Privatize everything
A Georgia Town Takes the People’s Business Private:
Cities have dabbled for years with privatization, but few have taken the idea as far as Sandy Springs. Since the day it incorporated, Dec. 1, 2005, it has handed off to private enterprise just about every service that can be evaluated through metrics and inked into a contract.
The town does have a conventional police force and fire department, in part because the insurance premiums for a private company providing those services were deemed prohibitively high. But its 911 dispatch center is operated by a private company, iXP, with headquarters in Cranbury, N.J.
NOTHING about Sandy Springs hints that it is one of the country’s purest examples of a contract city. Even those city hall employees betray no sign that they work for a jumble of corporations ..
As a fan of Ronald Reagan and the economist Friedrich Hayek, Mr. Porter came naturally to the notion that Sandy Springs could push “the model” to its nth degree.

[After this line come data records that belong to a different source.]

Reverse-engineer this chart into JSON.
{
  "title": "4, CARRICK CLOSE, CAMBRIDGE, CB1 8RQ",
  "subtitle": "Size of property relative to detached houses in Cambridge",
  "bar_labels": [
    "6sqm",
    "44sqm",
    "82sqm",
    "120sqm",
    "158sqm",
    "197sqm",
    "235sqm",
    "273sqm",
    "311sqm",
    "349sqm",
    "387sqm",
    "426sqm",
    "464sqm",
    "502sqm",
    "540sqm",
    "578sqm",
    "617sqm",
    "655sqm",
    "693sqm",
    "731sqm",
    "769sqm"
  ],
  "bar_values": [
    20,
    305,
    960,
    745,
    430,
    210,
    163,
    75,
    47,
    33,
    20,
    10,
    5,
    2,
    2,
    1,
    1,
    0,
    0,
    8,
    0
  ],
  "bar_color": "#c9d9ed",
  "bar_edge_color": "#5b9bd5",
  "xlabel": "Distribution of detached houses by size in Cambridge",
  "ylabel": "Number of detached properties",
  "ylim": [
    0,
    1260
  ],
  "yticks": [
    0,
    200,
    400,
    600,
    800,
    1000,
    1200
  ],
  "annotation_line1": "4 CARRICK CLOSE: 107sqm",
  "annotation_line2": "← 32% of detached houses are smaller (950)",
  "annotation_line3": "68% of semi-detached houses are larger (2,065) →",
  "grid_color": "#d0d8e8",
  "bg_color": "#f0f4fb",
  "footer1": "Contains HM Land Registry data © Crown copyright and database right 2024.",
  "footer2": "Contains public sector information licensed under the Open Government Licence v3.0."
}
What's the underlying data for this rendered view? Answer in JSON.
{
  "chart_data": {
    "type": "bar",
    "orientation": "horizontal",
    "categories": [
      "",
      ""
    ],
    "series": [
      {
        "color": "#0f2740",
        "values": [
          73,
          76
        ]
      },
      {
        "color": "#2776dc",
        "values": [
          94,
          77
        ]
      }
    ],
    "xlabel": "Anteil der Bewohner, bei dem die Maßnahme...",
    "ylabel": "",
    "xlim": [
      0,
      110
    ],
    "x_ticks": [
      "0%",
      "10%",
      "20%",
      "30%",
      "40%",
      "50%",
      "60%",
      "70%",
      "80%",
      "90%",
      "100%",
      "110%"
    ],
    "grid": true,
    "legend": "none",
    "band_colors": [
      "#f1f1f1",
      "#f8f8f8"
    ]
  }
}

His philosophical inclinations were formed by a life spent in private enterprise, and cemented by a visit to Weston, Fla., a town that had begun as a series of gated communities.
HOVERING around the debate about privatization is a basic question: What is local government for? ..
Town leaders say .. “A 94 percent vote in favor of incorporation speaks to the broad community support for self-government and a desire to have local dollars remain local.”
The privatized approach saves money, he continues, because corporations hire superior workers and give them better training. Work handled by 15 public employees can be done by 12 privately employed workers, he says: “It’s all about the caliber of employee and the customer focus that comes out of the private sector.”